No problem with questions.

I use a point between the woofer and waveguide. Its really arbitrary, but can make some small differences.

I really don't like moving the microphone. My rotation table costs about $9.75 (or less than the JBL horn!) :) Really all that is needed are two pieces of wood with a pin in the center so that the top piece rotates. Use melamine for the sliding suraces and I grease mine since the heavy systems can be hard to turn. I build an upright stand about 4 feet tall to put it on. Its all just 2x4's and wood shelving (melamine) - scrap actually. And it works great. In Thailand I used a motorized table - got no better data than I get with the wood plates.

2 Meters is tough to do in a small space. I use 1 meter. But be warned that the distance can make a difference. Closer yields more irregularity than farther away. Many people use 10 meters because it smoothes the curves so much.
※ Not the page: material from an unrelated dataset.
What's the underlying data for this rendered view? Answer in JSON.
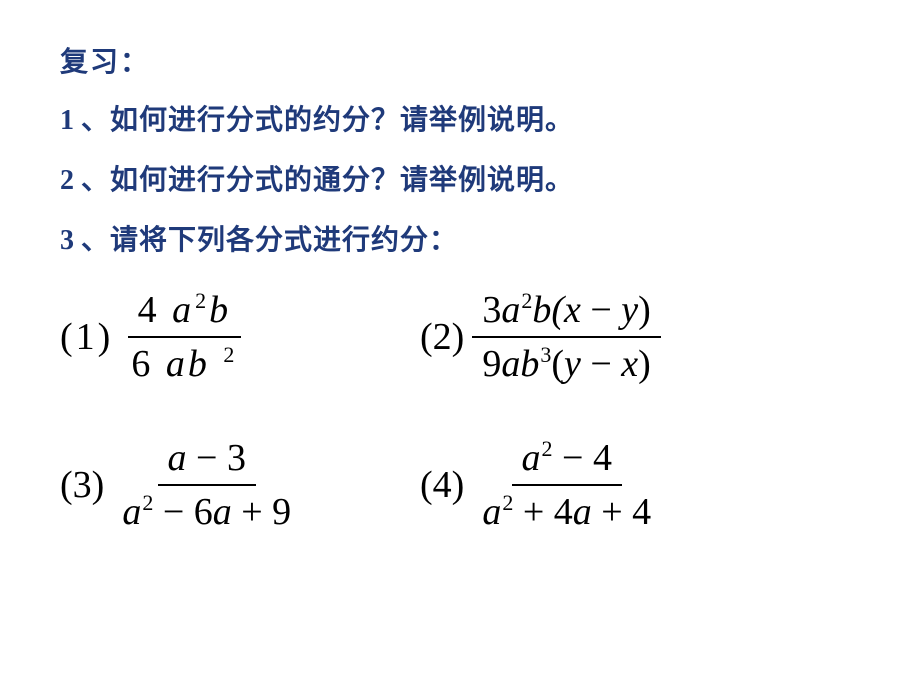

You still need to adjust the mic stand for vertical off axis I guess.

Tech section:
2 meters I use after the 1m measurement set. It gives me a better idea of the in room trends. 1m is superior for resolution. I use midpoint between woofer and HF system's rims for 0 deg most of the time. In case of a ribbon HF I point to the ribbon. In 3 ways I do the same. I.e. I point between Mid and HF rims. Anything I must do different in your opinion?

BS section:
I would like to get a servo table moving in lock with Leap and seeing the off axis 5deg dif lines popping up. No use for me, I am not producing anything and I do not need 70s KEF reference line production control standards, but I like it robotic!